La cGMP phosphodiestérase :
Cest l'enzyme spécifique des cellules en bâtonnet et en cône de la rétine, qui catalyse la réaction de formation du GMPc à partir du GTP.
Elle est activée par les transducines Gt1 et Gt2.

Les canaux ioniques :
Certains canaux à conductance potassique ou calcique voient leur activité modulée par certaines sous-unités de la classe Gia.


8 - Désensibilisation de la réponse induite par l'agoniste :
Il existe quatre grand mécanisme qui permettent de terminer le signal apporté par le stimulus extracellulaire :

a) La régulation de la concentration en agoniste :


Lorsque le ligand est relargué dans une fente synaptique comme c'est le cas dans la figure ci-dessus, très souvent, deux mécanismes entraînent une diminution de la concentration synaptique en agoniste : il s'agit de la re-capture présynaptique et de la dégradation de l'agoniste par des enzymes spécifiques (exemple : acétylcholine et acétylcholinestérase).

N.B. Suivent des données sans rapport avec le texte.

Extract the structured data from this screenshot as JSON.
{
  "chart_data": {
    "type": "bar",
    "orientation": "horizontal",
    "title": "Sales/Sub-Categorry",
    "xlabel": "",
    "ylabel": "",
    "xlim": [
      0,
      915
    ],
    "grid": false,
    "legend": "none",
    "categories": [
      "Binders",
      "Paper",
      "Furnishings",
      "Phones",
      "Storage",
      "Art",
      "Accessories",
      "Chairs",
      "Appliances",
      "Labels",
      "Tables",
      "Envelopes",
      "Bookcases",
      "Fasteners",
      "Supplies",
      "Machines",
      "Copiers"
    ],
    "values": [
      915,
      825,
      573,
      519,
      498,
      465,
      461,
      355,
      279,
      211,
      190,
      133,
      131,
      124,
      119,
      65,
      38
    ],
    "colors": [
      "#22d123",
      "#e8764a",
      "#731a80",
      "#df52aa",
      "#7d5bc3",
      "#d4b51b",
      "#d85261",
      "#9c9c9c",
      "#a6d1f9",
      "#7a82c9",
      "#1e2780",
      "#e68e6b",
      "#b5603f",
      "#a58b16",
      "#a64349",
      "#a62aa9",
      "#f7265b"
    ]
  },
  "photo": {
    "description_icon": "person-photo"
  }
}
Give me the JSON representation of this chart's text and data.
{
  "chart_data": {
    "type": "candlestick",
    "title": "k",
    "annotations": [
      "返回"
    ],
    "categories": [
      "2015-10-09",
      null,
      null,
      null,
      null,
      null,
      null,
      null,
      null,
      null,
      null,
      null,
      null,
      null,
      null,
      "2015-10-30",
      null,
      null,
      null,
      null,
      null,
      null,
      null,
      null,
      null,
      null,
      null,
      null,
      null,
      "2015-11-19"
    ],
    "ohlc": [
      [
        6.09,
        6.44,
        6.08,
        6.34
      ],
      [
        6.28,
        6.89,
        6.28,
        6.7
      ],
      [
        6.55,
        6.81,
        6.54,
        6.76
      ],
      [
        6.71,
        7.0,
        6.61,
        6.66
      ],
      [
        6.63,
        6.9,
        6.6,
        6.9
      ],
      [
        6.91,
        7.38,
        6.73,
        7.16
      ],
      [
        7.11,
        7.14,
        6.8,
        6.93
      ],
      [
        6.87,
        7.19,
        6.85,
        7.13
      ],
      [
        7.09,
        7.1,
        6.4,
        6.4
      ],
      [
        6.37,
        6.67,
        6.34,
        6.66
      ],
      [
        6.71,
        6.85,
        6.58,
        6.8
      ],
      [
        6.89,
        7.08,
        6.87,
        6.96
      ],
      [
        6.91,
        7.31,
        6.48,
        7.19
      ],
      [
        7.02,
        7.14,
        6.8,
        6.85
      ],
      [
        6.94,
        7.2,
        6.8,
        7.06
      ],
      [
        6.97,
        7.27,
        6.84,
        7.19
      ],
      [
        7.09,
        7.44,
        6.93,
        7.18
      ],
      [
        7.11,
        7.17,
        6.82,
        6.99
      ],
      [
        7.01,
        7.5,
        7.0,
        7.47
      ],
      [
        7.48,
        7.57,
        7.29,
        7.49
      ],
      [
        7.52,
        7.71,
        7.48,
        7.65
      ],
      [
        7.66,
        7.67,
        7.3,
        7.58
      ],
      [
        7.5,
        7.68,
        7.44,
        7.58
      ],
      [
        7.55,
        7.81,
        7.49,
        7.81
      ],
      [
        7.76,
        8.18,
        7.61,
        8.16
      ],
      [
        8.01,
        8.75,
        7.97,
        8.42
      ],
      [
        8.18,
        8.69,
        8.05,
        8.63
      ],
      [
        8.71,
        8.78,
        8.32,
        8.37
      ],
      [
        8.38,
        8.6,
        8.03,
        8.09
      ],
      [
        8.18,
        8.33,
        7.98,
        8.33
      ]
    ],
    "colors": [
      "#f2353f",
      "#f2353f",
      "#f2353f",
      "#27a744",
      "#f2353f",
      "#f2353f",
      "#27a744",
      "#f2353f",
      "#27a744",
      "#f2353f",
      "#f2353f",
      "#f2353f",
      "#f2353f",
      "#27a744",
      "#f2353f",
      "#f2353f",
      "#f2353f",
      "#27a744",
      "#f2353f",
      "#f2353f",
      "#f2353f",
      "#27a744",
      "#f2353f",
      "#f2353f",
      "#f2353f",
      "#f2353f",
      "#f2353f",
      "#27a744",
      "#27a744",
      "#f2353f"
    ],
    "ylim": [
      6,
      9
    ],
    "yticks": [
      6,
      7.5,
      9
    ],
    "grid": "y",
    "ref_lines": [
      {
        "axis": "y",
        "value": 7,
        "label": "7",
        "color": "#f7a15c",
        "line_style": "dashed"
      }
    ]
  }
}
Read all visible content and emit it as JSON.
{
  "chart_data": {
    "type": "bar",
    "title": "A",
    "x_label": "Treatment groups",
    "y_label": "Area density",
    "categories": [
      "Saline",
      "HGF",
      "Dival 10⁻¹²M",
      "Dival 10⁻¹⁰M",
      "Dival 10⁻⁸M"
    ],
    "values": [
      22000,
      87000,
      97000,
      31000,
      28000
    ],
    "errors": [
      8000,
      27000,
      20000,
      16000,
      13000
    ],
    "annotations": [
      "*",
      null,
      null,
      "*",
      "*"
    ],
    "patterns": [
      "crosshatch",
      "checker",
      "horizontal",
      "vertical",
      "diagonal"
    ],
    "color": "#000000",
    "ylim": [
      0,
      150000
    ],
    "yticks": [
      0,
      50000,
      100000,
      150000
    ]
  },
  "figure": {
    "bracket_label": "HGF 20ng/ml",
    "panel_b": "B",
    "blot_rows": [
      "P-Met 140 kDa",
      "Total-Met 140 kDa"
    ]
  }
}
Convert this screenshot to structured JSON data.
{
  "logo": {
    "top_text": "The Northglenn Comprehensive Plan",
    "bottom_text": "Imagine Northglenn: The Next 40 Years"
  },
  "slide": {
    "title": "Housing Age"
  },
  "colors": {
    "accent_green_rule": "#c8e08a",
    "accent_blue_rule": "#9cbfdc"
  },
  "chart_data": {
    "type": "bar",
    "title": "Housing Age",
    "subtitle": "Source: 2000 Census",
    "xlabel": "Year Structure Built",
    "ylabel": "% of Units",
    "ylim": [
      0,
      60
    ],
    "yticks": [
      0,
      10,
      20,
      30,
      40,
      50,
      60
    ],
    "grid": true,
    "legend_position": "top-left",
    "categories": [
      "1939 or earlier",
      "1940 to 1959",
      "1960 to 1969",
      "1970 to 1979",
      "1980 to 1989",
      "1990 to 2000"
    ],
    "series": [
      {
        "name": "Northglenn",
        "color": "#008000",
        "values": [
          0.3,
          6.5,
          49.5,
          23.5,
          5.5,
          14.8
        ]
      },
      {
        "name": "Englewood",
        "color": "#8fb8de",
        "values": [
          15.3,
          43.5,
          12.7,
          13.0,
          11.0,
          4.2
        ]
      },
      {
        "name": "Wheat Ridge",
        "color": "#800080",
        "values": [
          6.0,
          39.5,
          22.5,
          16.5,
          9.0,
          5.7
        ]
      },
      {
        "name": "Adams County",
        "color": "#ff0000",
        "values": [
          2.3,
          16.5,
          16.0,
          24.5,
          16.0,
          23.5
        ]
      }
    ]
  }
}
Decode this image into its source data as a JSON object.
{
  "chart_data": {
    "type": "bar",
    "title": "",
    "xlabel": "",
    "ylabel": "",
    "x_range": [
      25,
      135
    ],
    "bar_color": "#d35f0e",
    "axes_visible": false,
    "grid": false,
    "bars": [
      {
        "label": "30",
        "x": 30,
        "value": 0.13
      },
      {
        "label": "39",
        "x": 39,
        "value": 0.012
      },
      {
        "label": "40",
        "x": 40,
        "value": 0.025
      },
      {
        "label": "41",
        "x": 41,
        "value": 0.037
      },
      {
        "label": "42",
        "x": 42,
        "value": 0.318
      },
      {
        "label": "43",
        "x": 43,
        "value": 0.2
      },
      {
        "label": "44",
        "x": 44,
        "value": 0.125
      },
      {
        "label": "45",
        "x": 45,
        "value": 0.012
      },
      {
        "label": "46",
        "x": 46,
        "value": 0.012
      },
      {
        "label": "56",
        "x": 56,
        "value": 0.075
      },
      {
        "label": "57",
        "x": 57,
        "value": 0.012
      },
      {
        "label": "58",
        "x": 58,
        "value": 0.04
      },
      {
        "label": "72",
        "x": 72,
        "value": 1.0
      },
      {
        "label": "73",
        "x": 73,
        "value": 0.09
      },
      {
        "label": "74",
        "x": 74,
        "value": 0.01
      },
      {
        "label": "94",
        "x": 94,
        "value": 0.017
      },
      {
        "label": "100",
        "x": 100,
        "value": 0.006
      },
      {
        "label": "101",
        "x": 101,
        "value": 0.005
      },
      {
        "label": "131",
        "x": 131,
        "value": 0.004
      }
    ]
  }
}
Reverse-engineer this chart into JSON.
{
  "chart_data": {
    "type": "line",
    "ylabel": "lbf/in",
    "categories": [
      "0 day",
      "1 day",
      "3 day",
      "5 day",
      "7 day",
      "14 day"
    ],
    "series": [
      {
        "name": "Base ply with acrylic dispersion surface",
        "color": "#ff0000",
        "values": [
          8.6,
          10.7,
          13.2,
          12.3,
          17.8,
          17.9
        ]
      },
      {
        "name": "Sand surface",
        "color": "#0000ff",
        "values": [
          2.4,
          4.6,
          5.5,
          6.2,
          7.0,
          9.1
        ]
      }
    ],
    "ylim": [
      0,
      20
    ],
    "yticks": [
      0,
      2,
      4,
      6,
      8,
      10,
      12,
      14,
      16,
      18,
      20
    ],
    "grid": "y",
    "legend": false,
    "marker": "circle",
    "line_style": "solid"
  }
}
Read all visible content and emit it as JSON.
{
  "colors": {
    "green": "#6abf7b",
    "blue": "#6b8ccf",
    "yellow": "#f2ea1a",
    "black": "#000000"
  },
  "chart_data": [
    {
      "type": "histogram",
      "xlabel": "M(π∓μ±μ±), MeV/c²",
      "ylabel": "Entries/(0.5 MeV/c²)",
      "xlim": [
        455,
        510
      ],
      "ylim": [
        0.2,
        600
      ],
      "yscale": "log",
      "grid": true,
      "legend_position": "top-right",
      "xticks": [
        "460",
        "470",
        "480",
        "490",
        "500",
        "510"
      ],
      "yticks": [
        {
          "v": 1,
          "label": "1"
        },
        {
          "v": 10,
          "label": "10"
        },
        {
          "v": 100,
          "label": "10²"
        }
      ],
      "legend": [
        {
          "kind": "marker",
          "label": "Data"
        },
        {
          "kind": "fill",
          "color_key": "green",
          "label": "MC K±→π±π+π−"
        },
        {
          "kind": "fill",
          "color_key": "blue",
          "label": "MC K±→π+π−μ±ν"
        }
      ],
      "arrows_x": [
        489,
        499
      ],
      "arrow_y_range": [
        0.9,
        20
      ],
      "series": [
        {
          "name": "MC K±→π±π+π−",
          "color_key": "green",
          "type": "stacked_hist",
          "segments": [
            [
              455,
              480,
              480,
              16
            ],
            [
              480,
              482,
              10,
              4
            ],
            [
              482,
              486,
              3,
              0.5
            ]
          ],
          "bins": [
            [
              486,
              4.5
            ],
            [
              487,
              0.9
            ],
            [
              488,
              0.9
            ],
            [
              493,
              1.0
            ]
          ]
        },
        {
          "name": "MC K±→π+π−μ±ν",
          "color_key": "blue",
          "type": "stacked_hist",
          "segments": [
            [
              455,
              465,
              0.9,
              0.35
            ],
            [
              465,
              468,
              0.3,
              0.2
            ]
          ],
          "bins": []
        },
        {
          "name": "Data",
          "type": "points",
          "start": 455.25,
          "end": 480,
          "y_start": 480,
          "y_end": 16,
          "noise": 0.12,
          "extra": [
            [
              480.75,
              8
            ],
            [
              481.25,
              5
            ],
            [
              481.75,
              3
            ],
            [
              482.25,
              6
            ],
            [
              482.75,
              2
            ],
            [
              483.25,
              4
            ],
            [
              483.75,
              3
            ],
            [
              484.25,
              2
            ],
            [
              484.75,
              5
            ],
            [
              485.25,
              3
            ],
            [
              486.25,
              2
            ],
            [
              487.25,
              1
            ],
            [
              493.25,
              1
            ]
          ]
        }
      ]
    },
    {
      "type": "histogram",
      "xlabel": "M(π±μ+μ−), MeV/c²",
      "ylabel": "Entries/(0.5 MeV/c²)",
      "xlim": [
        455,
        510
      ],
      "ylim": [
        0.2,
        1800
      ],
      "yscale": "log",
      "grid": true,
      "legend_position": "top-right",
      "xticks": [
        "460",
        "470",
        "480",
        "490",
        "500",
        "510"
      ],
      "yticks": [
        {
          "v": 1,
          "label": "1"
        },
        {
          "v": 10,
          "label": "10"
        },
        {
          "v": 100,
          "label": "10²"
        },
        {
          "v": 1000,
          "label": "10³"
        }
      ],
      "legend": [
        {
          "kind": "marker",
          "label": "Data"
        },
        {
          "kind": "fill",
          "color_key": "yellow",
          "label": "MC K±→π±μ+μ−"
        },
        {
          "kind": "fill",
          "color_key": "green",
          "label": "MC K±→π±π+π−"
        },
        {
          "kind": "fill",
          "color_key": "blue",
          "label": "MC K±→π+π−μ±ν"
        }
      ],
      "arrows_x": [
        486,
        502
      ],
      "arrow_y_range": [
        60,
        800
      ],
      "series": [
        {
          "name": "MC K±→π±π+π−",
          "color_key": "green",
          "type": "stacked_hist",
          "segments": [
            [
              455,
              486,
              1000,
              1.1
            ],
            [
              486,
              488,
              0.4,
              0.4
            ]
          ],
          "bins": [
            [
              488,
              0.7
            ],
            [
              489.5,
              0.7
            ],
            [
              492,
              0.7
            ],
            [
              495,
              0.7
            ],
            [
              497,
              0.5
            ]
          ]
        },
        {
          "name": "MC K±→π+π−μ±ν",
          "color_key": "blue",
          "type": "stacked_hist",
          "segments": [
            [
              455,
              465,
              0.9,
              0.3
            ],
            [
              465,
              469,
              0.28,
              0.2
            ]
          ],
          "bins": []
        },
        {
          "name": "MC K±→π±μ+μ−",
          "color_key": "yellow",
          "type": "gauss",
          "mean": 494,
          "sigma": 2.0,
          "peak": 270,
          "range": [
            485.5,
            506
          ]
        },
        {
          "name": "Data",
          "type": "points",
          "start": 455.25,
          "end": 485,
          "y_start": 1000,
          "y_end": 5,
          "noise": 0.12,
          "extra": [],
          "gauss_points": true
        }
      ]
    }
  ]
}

b) Le découplage fonctionnel par phosphorylation :


L'activation d'un RCPG active les protéines-G intracellulaires. Ce couplage est peu à peu inhibé, car on assiste à une phosphorylation de la région intracellulaire du récepteur qui est responsable de l'activation des protéines-G. Les enzymes responsables de cette phosphorylation sont des GRK : G-protein coupled receptor kinases. La bARK (beta adrenergic receptor kinase) est une enzyme spécifique des récepteurs b-adrénergiques, appartenant à la famille des GRKs. Le récepteur phosphorylé est reconnu par des protéines de type arrestine qui se lient au récepteur et le rendent incapable d'activer l'échange GDP-GTP au niveau des protéines-G

c) L'internalisation du complexe ligand-récepteur


Les mécanismes de phosphorylation des RCPGs et de liaison de l'arrestine sont suivis par une internalisation du complexe ligand-récepteur phosphorylé, à l'intérieure de vésicules recouvertes de clathrine. Les récepteur ainsi endocytosés peuvent alors soit subir un recyclage à la membrane plasmique (ce qui nécessite une déphosphorylation du récepteur et une élimination du ligand), soit subir une dégradation, avec la fusion des vésicules d'endocytose avec les lysozomes.

d) La régulation négative du nombre total de récepteurs à la surface cellulaire, ou down regulation.


Lors d'une exposition longue, chronique, à un ligand agoniste, on peut observer une diminution du nombre total de révepteurs à la surface cellulaire. Deux phénomènes sont impliqués dans la down regulation : une diminution de la synthèse de récepteurs et une augmentation de sa dégradation.